Murray compares the dangers of cannabis to those of everyone's favourite
drug, alcohol.

"Somehow people know that a glass of wine or an occasional beer is
different from taking a bottle of whisky every day for five years," he says.

And in some ways, the current situation with cannabis can even be likened
to the attitudes to cigarettes more than 50 years ago.

"The situation is a bit like in the 1950s, when people were beginning to
say, 'If you smoke for 20 years, this can increase your risk of lung
cancer.' It took a long time to do the big epidemiological studies and then
to do the exact studies to examine the mechanisms," says Murray.

One reason why our understanding of long-term cannabis use is poor is that
there has been no government-funded research in the area, according to
Murray. And the problem is getting critical.

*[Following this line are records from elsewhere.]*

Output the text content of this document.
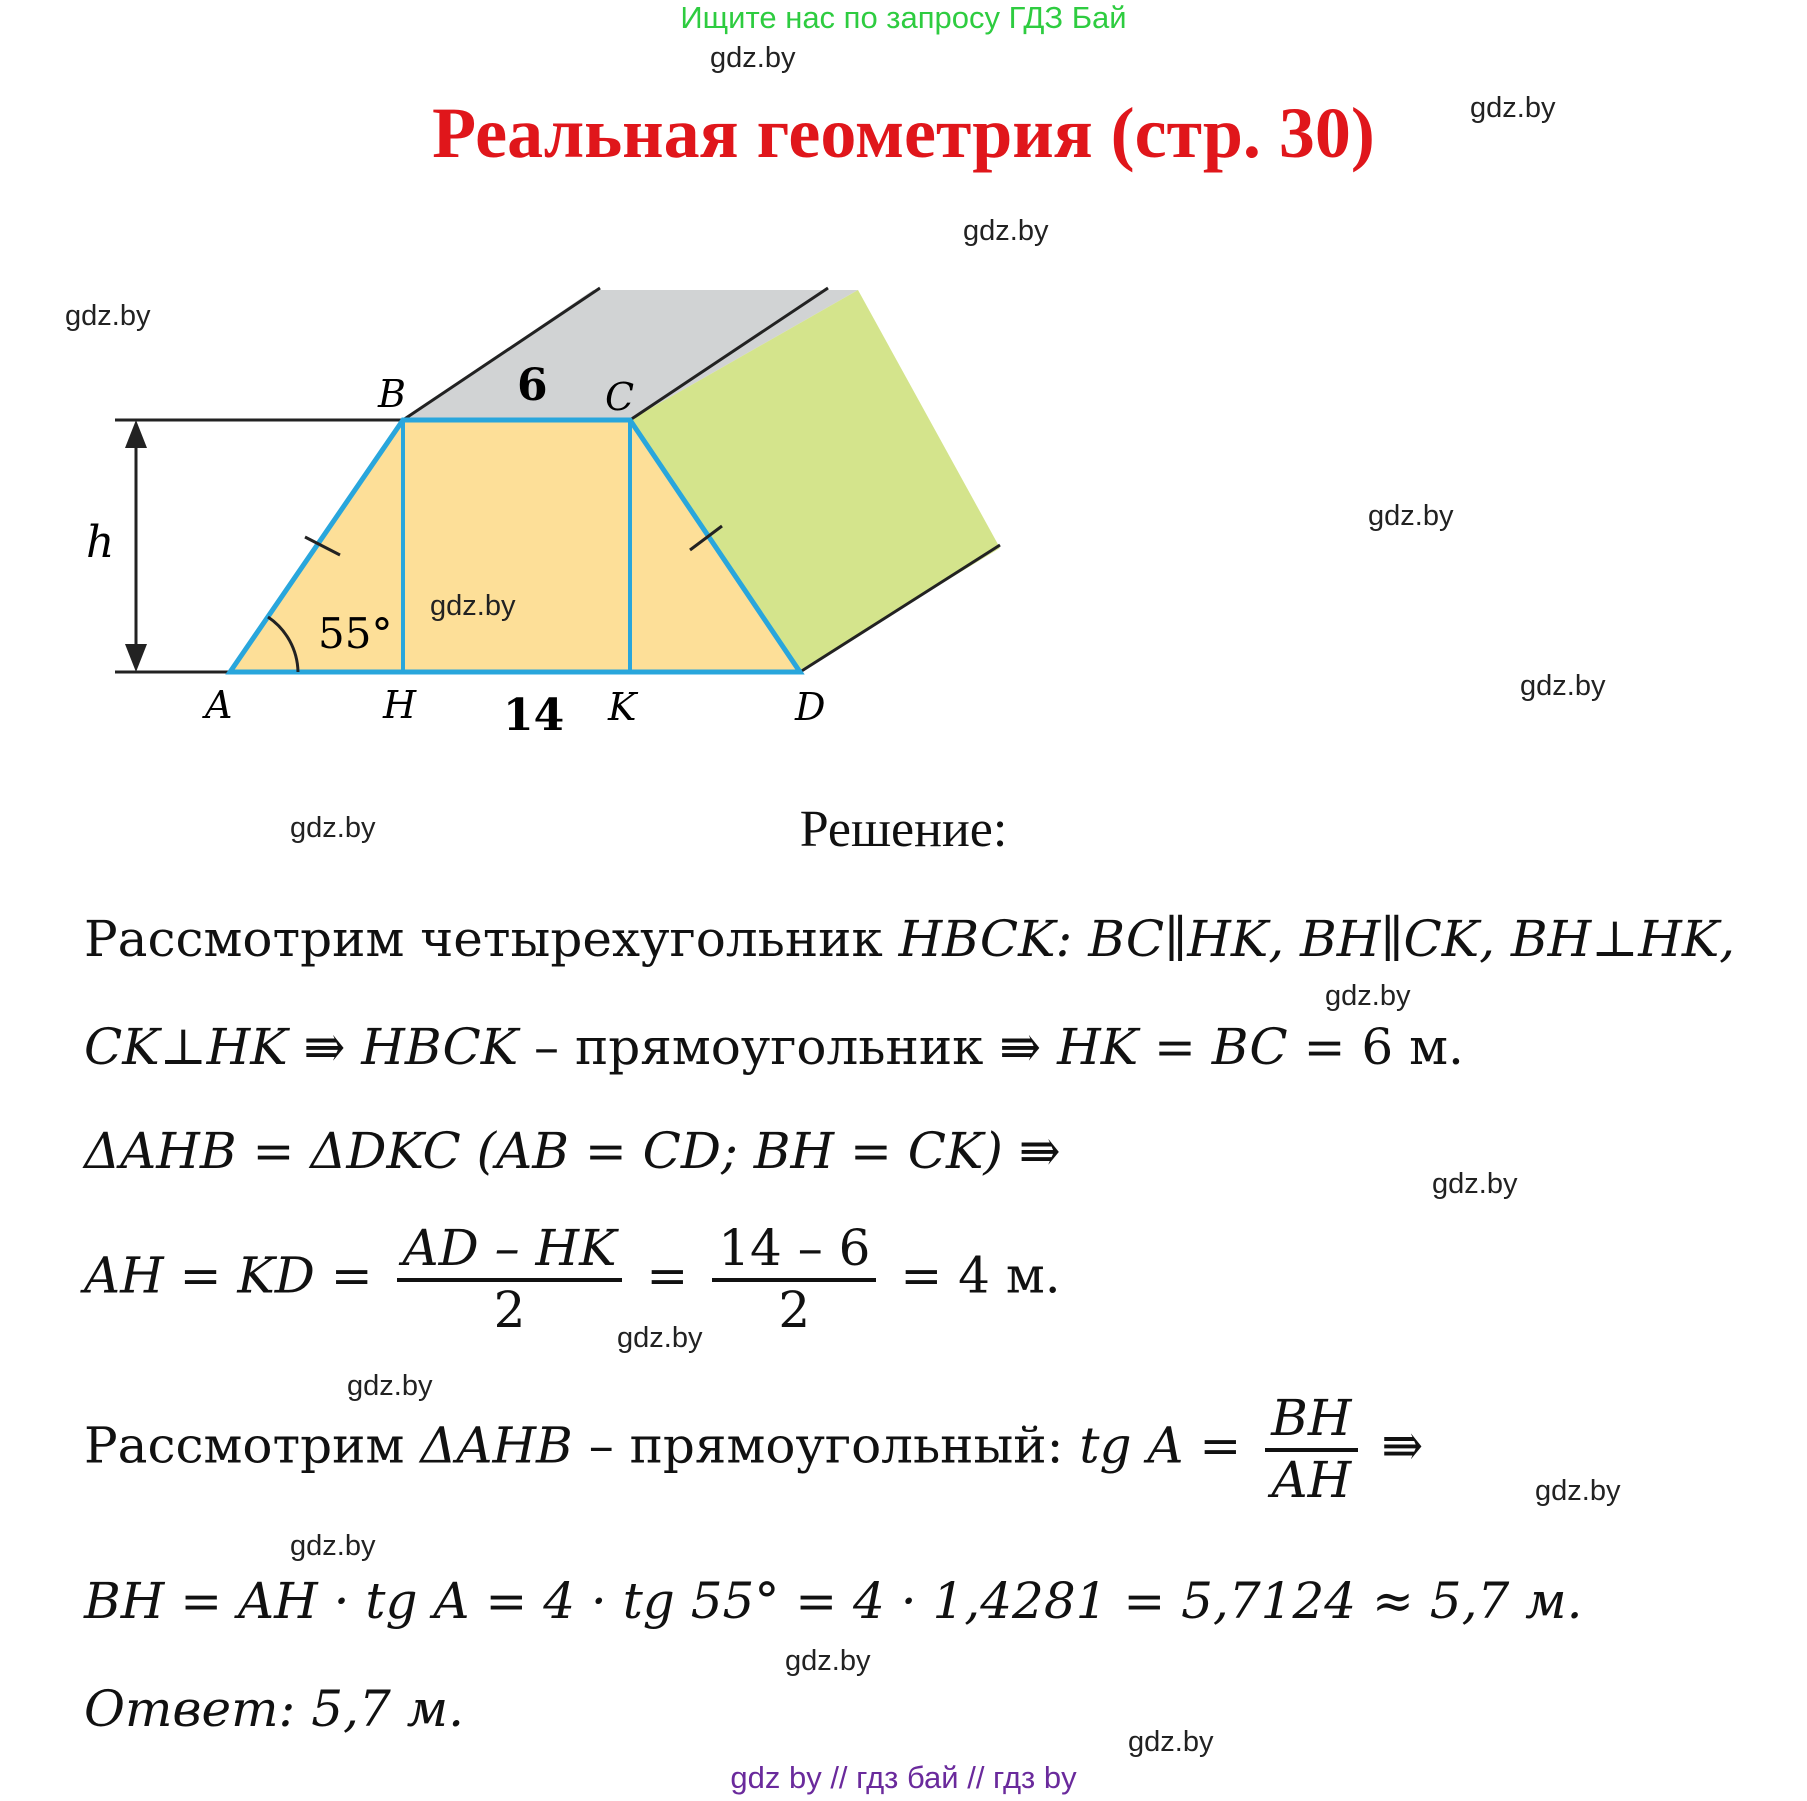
Ищите нас по запросу ГДЗ Бай
Реальная геометрия (стр. 30)
gdz.by
gdz.by
gdz.by
gdz.by
gdz.by
gdz.by
gdz.by
gdz.by
gdz.by
gdz.by
gdz.by
gdz.by
gdz.by
gdz.by
gdz.by
B	C
6
h
55°
A	H 14 K	D
gdz.by
Решение:
Рассмотрим четырехугольник HBCK: BC∥HK, BH∥CK, BH⊥HK,
CK⊥HK ⇛ HBCK – прямоугольник ⇛ HK = BC = 6 м.
ΔAHB = ΔDKC (AB = CD; BH = CK) ⇛
AH = KD = $\frac{AD - HK}{2} = \frac{14 - 6}{2} = 4$ м.
Рассмотрим ΔAHB – прямоугольный: tg $A = \frac{BH}{AH}$ ⇛
BH = AH · tg A = 4 · tg 55° = 4 · 1,4281 = 5,7124 ≈ 5,7 м.
Ответ: 5,7 м.
gdz by // гдз бай // гдз by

"This is the biggest problem that psychiatrists in the inner cities see -
that in so many of our patients, cannabis has been a contributing factor
and so many of them do badly because of the cannabis they keep taking,"
says Murray.

But Murray does not want to be alarmist. "Any fool knows that half the
world smokes cannabis and they don't all go psychotic. What we're trying to
find out is why do some people go psychotic and others don't," he says.
"Obviously, cannabis does not readily induce psychosis in people who have
no vulnerability.There's a range of vulnerability in the general population
and it is those people who have a heavy predisposition, say somebody has a
family history of schizophrenia, cannabis can light up their illness and in
which case it can be very difficult to totally reverse. But somebody who
has just a brief psychotic reaction and has no other pre-disposing factors,
then I think there's a very good chance that they will be OK."

And, despite his background, Murray does not see a role for himself in
preaching to people about whether cannabis is a good or a bad thing.
"Certainly, around our part of the world, they're not going to pay
attention to a 59-year old professor of psychiatry," he says. "I don't
think it's a particularly useful thing for somebody like me to come over
heavy-handed and say that under no circumstances should you smoke cannabis
when all their peer pressure will be to smoke cannabis. If people want to
smoke cannabis, they have the right to do so."